When is Delayed margin control Surgery recommended?

Delayed Margin Control surgery is ideal when a skin cancer

  • Is present in a difficult site, where the conservation of as much normal tissue is critical as on the face and especially around the nose, eyes, lips and ears.
  • Has recurred after previous treatment(s).
  • Has been incompletely excised after initial surgery.
  • Is discovered to be certain microscopic type on initial biopsy.

What are the advantages of Continuous Margin Control Surgery?

  • It ensures that all cancer cells are removed.
  • As much healthy skin as possible is preserved.
  • The cure rates are higher than with any other mode of treatment.
  • Patient do not require general anaesthetic
  • Clinic Based surgery is more cost effective than traditional Mohs surgery as a dermatopathologist or MOHS surgeon is not required to be present.

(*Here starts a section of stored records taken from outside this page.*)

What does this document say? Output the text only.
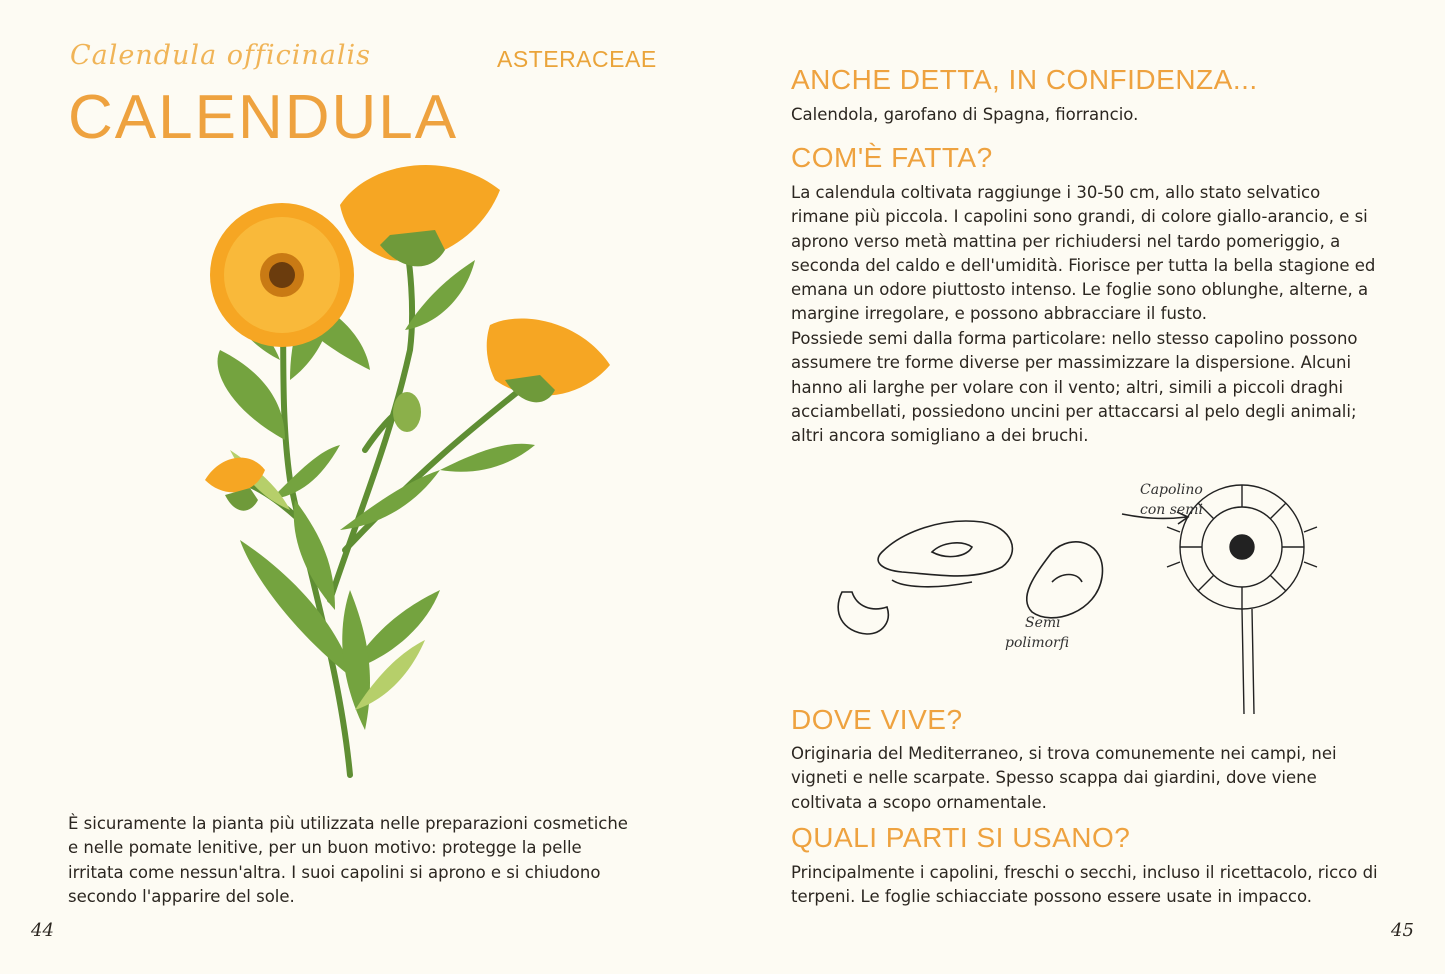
Calendula officinalis	ASTERACEAE
CALENDULA

È sicuramente la pianta più utilizzata nelle preparazioni cosmetiche e nelle pomate lenitive, per un buon motivo: protegge la pelle irritata come nessun'altra. I suoi capolini si aprono e si chiudono secondo l'apparire del sole.

44
ANCHE DETTA, IN CONFIDENZA...

Calendola, garofano di Spagna, fiorrancio.

COM'È FATTA?

La calendula coltivata raggiunge i 30-50 cm, allo stato selvatico rimane più piccola. I capolini sono grandi, di colore giallo-arancio, e si aprono verso metà mattina per richiudersi nel tardo pomeriggio, a seconda del caldo e dell'umidità. Fiorisce per tutta la bella stagione ed emana un odore piuttosto intenso. Le foglie sono oblunghe, alterne, a margine irregolare, e possono abbracciare il fusto.

Possiede semi dalla forma particolare: nello stesso capolino possono assumere tre forme diverse per massimizzare la dispersione. Alcuni hanno ali larghe per volare con il vento; altri, simili a piccoli draghi acciambellati, possiedono uncini per attaccarsi al pelo degli animali; altri ancora somigliano a dei bruchi.

Capolino
con semi
Semi
polimorfi
DOVE VIVE?

Originaria del Mediterraneo, si trova comunemente nei campi, nei vigneti e nelle scarpate. Spesso scappa dai giardini, dove viene coltivata a scopo ornamentale.

QUALI PARTI SI USANO?

Principalmente i capolini, freschi o secchi, incluso il ricettacolo, ricco di terpeni. Le foglie schiacciate possono essere usate in impacco.

45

The Continuous Margin Control Surgery procedure:

"First stage"

The area to be treated is first numbed with local anaesthetic and the visible cancer is removed. A dressing is applied to the wound and the patient returns after 48 hrs.

Tissue mapping

The removed tissue is precisely oriented and then divided into small sections and the edges marked with coloured dye and a tissue map is drawn. The tissue is then handed to the laboratory technician.

Tissue processing and examination

The tissue is processed and cut by the technicians, then mounted on to microscope slides and stained using highly specialized chemicals to identify the different cell types. A doctor then examines the tissue under the microscope to see whether any residual cancer cells can be identified.

Further surgery ("second and or subsequent stages")

If there is any residual cancer, the wound is re-anaesthetised and further tissue corresponding precisely to the area of positivity is excised and again microscopically checked. This process continues until the operating doctor is satisfied that no cancerous cells remain.

Wound repair

Once the cancer is shown to be completely removed, the patients wound is repaired. There are many ways in which the post Surgery wound can be repaired including:

  • Granulation (“healing by itself”)
  • Simple side to side closure
  • Skin flaps where adjacent skin is utilized to cover the defect.
  • Skin graft
  • Combinations of the above

Postoperatively

  • Once the wound has been repaired the patient is discharged home.
  • The patient will usually return at one to two weeks for removal of stitches and thereafter on an as required basis.

Final outcome

Almost certainly following Delayed Margin Control Surgery the cancer in that site will be cured. The final functional and cosmetic outcome is usually significantly better than standard excision with wide excision.